Momon Maguy Chayne Sporting-Club Salonais Rugby Salon
Momon et Maguy Si loin, si proches
La guerre, avant l'occupation
Peu à peu, la vie s’organisait. Papa, charron de nouveau, travaillait pour les paysans : Pas de patates, pas de haricots, pas de blé, pas de charrette ! Maman, de son côté se faisait aussi payer son travail par du lait, du beurre, des fruits, des légumes, c’était ça ou rien, et les coquettes avaient encore besoin d’elle. Paul, de son côté, avec son métier, était bien placé aussi, mais combien de fois le soir, je l’ai vu arriver à la maison en faisant : »Rou! Rou! Rou ! Devine ce que j’ai mangé à midi ? Des pesottes ! » Les pesottes étaient des graines que l’on donnait avant aux pigeons, il en riait et moi avec, car Paul était la joie de vivre, mais pour nourrir son mètre quatre-vingt-cinq, il en fallait !
Même si maman a beaucoup pleuré de peur qu’on ne mange pas à notre faim, c’est une époque où nous avons beaucoup ri. Paul adorait faire la sieste dans le cercueil qu’il était en train de faire, combien de fois je l’ai cherché, chez lui, dans le café, puis dans l’atelier, où d’un coup, il poussait le couvercle mis à moitié « Coucou ! Je fais le mort » et de partir de son grand rire sur ses dents superbes.

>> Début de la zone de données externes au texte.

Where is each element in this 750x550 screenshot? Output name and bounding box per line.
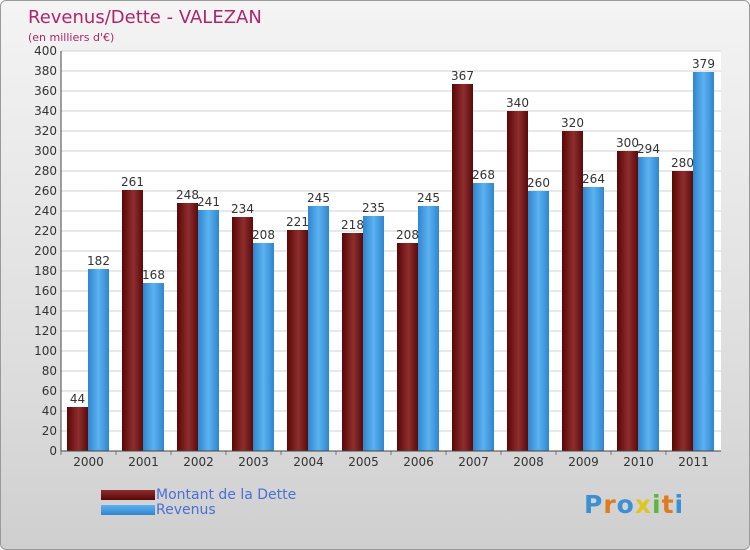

Puis, on partait aux truffes, aux champignons, au thym, selon la saison, et les soirs d’été, à la levée des perdreaux. C’était un grand et bon chasseur, mais depuis 41, il n’y avait plus un seul fusil, plus de chasse, mais il m’emmenait tout de même faire la levée des perdreaux qui s’envolaient avec un bruit que je trouvais effrayant « Tu verras, après la guerre, les chasses qu’on va faire »…
Carnet de rationnement de Maguy
Et puis, tous les samedis, on allait au « Petit St Paul », sur la route de Rognes, où un paysan berger, un ami de papa, nous vendait un mouton tout découpé que l’on partageait entre trois familles : les Serre, les Robin et nous. Les gigots et le reste tournaient chaque semaine, une fois les uns, une fois les autres. On avait, bien sûr, les cartes de rationnement, j’en ai encore dans une enveloppe, mais c’était une misère, aussi, le samedi, avec Paul, on faisait le pain de la semaine avec la farine du blé que papa et Mr Robin échangeaient contre leur travail. Le gars qui nous faisait la farine était un illuminé génial, surnommé « Arts et Métiers », son atelier ressemblait à une usine qu’on aurait construite avec du fil de fer, des roues de vélo, des courroies et je ne sais quoi. Il mettait le blé dans un entonnoir énorme et il tournait à la main une grosse roue, et la farine sortait d’un côté, le son de l’autre, et après avoir tamisé tout ça, il nous restait une farine bien blanche dont on faisait de magnifiques petits pains dans le four de la cuisinière. Plus tard, comme maman travaillait pour Mme Gastaldi la femme du meunier, c’est chez eux qu’on a monté notre blé, c’était plus facile.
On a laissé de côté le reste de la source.